More than the mud can swallow a vehicle in southern Sudan. David Horsey, a manager of Truckoil Ltd., a Kenyan company that operates heavy six-wheel drive trucks that carry food into the region, said he has lost one vehicle to a landmine and another to an aerial bomb dropped by Sudanese Air Force planes.
Because of the risk, the few transporters who dare to work in southern Sudan charge a lot of money - Norwegian People's Aid will pay more to haul a ton of sorghum 270 miles into Sudan than it will to carry the goods 1,165 miles from Mombasa to the Sudanese border.
Ultimately, Norwegian People's Aid plans to deliver the first loads of food to Tali and Tindilo, villages that are about three day's drive into Sudan, just west of the Nile River. The aid agency operates feeding centers in those towns for people displaced by the war.
In recent weeks, the Sudanese government has stepped up its aerial bombings in southern Sudan, often targeting civilian operations of aid agencies like NPA that are sympathetic to the rebel movement. Last year government planes attacked an NPA hospital in Yei, a city that has been pummeled by air since the rebels liberated it two years ago.

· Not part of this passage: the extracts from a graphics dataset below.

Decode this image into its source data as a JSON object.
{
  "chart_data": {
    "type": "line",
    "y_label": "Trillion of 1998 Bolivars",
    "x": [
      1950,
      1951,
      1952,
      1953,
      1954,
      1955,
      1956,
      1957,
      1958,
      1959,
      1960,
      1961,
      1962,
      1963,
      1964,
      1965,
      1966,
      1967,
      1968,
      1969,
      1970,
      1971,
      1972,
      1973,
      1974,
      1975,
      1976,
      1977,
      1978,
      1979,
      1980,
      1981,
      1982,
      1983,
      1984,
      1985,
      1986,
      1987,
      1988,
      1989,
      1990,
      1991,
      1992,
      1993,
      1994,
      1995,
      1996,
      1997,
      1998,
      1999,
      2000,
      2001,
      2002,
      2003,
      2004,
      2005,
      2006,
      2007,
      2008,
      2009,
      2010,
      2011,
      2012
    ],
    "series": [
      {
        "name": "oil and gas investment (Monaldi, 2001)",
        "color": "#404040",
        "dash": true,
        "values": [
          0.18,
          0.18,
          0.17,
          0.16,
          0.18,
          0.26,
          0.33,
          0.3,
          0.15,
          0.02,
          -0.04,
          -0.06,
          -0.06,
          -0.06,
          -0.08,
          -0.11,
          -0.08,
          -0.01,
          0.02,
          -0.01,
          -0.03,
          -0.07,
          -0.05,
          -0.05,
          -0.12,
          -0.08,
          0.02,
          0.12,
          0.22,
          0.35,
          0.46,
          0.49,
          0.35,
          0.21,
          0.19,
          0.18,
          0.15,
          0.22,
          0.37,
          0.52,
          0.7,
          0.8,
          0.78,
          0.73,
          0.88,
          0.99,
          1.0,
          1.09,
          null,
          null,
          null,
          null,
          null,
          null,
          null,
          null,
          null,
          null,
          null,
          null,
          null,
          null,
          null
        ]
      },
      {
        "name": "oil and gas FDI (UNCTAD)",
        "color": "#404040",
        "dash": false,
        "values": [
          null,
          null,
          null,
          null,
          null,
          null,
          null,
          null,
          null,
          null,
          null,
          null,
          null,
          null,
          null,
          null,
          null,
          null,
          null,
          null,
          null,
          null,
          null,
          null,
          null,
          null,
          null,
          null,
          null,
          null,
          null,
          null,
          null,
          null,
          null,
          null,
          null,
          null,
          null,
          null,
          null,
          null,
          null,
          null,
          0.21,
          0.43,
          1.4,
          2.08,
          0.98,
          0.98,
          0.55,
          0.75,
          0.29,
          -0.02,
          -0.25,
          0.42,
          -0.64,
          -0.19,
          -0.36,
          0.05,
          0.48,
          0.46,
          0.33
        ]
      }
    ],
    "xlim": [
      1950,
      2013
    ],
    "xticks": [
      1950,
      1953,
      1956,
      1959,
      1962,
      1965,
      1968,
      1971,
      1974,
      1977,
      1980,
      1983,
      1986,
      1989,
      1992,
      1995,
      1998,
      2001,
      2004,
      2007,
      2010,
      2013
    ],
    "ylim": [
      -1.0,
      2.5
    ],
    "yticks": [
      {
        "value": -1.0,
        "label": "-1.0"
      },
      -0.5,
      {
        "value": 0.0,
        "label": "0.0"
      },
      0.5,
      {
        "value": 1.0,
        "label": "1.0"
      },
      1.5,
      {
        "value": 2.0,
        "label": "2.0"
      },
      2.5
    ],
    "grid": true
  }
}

Last week government aircraft dropped eight bombs close to a Christian-run hospital in Lui, the fifth attack there in six weeks, the rebels claimed.
And just last Sunday, two government MiG-23 bombers attacked Tali last Sunday, dropping four bombs close to the Norwegian People's Aid feeding center for malnourished children that is destined to receive some of the grain on Kuria's truck.